The link is Josh Hamilton’s statistics during day games by year. (All numbers in this post come from b-r.) The thing I keyed in on is tOPS+, which is his OPS relative to his overall OPS–100 would be equal, and 120, say, would be a 20% increase. Here’s that number in day games over his career, with the number of day plate appearances in parentheses:

36 (85), 73 (172), 108 (96), 59 (145), 49 (143), 112 (169), 101 (182).

Now, that’s a pretty dramatic uptick in the last two years, but this is a player known for his volatility (in more than one sense), and we’re not looking at huge samples. Is there a simple explanation? At first, it seems so:

Rangers outfielder Josh Hamilton walked into the clubhouse wearing contact lenses that made his eye look red on Friday. His hope is that they can cut down in the amount of light and help him see the ball better during the day.

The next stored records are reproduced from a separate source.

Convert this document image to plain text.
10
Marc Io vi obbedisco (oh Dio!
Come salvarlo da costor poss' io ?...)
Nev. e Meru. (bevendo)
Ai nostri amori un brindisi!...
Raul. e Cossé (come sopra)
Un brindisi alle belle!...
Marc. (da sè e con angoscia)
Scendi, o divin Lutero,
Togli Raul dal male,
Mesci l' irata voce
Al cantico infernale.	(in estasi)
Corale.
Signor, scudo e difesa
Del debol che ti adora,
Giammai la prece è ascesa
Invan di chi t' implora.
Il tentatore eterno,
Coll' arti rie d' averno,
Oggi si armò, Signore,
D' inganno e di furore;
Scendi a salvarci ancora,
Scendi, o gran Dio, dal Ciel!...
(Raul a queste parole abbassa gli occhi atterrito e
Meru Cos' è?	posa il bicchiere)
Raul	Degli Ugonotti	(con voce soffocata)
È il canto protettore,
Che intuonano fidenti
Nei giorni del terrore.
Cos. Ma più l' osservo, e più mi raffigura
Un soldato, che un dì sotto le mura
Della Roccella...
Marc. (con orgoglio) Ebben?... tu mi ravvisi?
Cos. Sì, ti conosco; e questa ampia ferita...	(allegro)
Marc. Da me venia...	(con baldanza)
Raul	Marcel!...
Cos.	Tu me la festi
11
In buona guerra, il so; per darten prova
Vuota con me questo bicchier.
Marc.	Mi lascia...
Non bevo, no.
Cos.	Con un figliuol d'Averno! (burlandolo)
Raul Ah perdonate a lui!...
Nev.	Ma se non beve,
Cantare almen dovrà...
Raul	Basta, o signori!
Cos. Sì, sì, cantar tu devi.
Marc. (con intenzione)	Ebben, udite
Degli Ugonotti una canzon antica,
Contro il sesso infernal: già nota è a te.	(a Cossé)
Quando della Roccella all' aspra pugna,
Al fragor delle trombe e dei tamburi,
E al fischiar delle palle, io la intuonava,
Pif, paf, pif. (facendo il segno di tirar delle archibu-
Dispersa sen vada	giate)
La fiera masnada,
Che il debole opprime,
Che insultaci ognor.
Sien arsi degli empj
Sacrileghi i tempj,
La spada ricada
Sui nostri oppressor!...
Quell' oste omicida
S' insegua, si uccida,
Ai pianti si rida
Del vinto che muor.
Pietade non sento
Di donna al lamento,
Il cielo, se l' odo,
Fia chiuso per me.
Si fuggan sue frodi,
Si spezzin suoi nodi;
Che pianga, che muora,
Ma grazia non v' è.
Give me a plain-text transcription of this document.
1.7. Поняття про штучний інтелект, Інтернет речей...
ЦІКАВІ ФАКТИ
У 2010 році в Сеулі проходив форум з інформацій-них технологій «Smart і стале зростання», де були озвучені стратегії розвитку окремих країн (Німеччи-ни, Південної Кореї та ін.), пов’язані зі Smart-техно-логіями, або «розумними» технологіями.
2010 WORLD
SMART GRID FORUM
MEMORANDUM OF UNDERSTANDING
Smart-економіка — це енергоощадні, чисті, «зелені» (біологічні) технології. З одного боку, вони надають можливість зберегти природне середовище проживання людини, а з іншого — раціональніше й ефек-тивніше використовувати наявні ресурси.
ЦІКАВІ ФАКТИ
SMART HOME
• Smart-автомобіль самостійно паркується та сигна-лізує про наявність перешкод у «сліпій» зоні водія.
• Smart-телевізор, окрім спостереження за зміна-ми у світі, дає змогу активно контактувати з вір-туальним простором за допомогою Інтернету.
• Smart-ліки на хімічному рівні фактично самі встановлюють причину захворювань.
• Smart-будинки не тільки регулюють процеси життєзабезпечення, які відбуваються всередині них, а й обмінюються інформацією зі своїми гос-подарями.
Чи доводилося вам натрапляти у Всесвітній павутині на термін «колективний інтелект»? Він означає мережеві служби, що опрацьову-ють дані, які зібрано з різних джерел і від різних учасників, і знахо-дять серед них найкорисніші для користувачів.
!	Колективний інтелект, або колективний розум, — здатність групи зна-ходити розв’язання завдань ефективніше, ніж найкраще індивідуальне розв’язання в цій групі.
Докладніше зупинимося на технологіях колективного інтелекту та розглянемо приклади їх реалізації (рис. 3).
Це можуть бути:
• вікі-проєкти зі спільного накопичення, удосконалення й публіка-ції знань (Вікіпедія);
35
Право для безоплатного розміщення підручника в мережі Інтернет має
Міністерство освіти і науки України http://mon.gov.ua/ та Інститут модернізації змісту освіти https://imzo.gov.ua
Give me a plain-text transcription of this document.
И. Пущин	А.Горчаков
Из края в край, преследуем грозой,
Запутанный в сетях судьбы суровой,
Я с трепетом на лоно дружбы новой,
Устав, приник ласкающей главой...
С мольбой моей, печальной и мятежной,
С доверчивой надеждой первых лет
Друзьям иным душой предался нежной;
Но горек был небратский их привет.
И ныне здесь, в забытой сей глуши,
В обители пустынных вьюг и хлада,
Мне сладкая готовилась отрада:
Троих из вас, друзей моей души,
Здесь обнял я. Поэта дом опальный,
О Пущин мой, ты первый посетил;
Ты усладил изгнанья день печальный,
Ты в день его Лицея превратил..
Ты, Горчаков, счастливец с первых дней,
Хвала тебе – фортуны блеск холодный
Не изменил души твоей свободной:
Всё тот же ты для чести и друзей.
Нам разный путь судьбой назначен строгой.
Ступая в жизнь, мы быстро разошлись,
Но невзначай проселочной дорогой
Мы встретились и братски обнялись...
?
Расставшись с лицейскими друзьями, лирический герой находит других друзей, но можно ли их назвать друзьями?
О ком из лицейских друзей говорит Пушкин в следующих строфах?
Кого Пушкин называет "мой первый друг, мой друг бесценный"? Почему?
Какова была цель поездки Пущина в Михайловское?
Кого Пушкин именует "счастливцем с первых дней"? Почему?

That quote is from ESPN Dallas, dated June 24, 2011.

Is this evidence that those stats aren’t a fluke, or (alternatively) evidence that the red contacts aren’t total quackery?

Of course, it’s not simple. For one, there’s no information I could find suggesting that he actually kept wearing them.* Moreover, some of that difference probably is just randomness, since his BABIP was 100 points higher in night games that year. Relatedly, his SLG was about 300 points higher as well–which is a sign he was making much better contact, though it could just be luck. (I couldn’t find his Line Drive % split by Day/Night, but a higher LD% would account for both SLG and BABIP.) Perhaps most importantly, Hamilton actually played about half his 2011 day games after he got the lenses, and still wound up with that awful split.

Still, the fact remains that his (relative) performance went from really awful to respectable after this. The most obvious reason it evened out, though, is that his nighttime strikeout rate almost doubled (2011: 13.4%, 2012: 25.5%, 2013: 24.2%), while his daytime strikeout rate stayed the same (2011: 28.0%, 2012: 25.4%, 2013: 26.4%).

If you’re a believer in the contacts, you’d say that he’s gotten worse overall, but that overall backsliding was counteracted by his daytime improvement, so his splits normalized. If you’re skeptical, especially since he probably hasn’t been wearing the contacts, you say that there was a lot of luck in that 2011 split and that this is regression to the mean. I’m inclined to go with the latter, not least because it’s much simpler.

However, I’m on the fence as to whether Hamilton actually is a worse hitter during day games. On the one hand, he’s got a season and a half of data and the second worst split among active players with at least 600 day at-bats. On the other hand, there’s a 40 point differential in BABIP that I’m fairly willing to chalk up to luck, and there are major multiplicity concerns when you pull one split for one player out of the vast morass of baseball data. I’m inclined to file this whole thing away as an example of the difficulties of trying to do rigorous data work: sometimes you see an interesting nugget in the data and think you have a great explanation, and then it evaporates when you do a bit more digging. C’est la vie.

*This is a big deal, and probably enough to nullify any conclusions I could draw. I kept going just for the hell of it.